Kimbrough, Ryzhikov and Borisenko are scheduled to remain aboard the station until late February. Rubins, Ivanishin and Onishi will return to Earth Oct. 30.
The Expedition 49 crew will welcome a variety of cargo deliveries to the space station, including Orbital ATK’s Cygnus, which launched Monday from NASA’s Wallops Flight Facility in Virginia. The spacecraft is scheduled to arrive at the orbital laboratory Sunday, Oct. 23, with more than 5,100 pounds of science and research equipment, as well as crew supplies and hardware.
Included in the Cygnus shipment are payloads that will study fires in space, the effect of lighting on sleep and daily rhythms, collection of health-related data, and a new way to measure neutrons.
A Japanese cargo craft is scheduled to deliver new lithium ion batteries in December to replace the nickel-hydrogen batteries currently used to store electrical energy generated by the station’s solar arrays. The crew members also are scheduled to receive SpaceX’s 10th commercial resupply ship and two Russian Progress resupply missions delivering several tons of food, fuel, supplies and research.
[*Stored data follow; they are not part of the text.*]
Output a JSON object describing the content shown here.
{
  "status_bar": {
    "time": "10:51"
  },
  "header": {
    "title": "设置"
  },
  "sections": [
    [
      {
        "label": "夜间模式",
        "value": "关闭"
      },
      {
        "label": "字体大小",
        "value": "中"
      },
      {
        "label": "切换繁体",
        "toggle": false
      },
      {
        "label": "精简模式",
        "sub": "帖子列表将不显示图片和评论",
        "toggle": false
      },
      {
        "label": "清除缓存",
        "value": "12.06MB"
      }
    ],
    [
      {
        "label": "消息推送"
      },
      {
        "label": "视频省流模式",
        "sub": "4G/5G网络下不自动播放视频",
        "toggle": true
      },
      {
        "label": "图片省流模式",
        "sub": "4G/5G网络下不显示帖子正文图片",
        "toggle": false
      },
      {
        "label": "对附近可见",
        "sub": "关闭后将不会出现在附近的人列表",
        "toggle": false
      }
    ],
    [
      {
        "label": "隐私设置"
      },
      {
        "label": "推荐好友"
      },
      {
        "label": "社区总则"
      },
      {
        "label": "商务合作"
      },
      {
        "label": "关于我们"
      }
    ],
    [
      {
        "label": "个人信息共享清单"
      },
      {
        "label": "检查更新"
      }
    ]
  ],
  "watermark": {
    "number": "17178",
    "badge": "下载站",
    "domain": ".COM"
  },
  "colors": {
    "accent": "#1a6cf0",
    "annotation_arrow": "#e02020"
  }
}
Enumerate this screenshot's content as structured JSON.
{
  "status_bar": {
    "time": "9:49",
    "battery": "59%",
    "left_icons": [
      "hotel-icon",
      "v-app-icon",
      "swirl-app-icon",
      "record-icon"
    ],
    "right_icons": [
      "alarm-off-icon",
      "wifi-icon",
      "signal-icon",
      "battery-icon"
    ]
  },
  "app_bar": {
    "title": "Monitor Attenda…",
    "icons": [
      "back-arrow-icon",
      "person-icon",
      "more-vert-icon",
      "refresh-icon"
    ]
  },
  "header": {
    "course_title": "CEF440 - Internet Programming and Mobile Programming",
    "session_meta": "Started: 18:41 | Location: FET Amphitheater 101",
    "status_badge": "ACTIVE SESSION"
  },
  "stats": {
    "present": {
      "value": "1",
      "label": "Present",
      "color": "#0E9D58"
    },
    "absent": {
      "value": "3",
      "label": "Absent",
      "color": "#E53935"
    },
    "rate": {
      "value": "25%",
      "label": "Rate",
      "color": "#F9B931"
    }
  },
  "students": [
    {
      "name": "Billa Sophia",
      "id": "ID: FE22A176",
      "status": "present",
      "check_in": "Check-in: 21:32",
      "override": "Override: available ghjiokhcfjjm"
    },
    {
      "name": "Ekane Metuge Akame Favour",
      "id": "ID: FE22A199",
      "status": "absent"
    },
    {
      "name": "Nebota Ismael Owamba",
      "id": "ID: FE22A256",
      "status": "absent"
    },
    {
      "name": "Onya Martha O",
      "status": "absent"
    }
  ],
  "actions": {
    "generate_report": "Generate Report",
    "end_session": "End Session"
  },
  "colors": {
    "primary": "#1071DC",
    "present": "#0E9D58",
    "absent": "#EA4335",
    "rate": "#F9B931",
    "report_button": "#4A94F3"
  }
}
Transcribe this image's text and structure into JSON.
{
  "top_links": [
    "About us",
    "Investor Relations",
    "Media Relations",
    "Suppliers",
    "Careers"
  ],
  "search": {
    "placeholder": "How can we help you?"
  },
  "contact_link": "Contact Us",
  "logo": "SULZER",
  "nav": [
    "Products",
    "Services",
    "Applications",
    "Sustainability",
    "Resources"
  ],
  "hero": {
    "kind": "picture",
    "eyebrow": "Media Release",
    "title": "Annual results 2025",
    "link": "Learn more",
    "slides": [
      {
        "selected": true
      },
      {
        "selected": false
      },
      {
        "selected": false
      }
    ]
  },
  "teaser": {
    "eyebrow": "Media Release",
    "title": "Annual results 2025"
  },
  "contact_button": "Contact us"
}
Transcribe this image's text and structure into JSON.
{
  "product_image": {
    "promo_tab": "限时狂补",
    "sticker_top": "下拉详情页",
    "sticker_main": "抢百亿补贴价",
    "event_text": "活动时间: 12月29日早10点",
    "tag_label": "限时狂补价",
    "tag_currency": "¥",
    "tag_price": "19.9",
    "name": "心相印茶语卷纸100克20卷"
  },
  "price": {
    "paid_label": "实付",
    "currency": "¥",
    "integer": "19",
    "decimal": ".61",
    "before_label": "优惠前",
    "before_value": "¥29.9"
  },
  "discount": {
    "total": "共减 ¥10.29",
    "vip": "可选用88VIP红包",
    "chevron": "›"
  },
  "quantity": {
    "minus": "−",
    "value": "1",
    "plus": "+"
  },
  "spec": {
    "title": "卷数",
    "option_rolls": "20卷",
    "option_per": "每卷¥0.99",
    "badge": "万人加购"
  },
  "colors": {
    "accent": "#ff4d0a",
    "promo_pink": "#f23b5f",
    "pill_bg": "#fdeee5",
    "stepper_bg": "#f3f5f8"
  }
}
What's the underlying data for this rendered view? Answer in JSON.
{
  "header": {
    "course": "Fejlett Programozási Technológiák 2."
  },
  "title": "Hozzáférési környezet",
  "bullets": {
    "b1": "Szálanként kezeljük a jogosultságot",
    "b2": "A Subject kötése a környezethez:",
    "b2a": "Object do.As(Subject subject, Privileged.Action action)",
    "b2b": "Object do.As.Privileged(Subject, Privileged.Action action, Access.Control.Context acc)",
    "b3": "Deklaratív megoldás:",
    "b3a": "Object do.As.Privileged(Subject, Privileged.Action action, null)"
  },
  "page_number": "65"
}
For more than 15 years, humans have been living continuously aboard the space station to advance scientific knowledge and demonstrate new technologies, making research breakthroughs not possible on Earth that also will enable long-duration human and robotic exploration into deep space. A truly global endeavor, more than 200 people from 18 countries have visited the unique microgravity laboratory that has hosted more than 1,900 research investigations from researchers in more than 95 countries.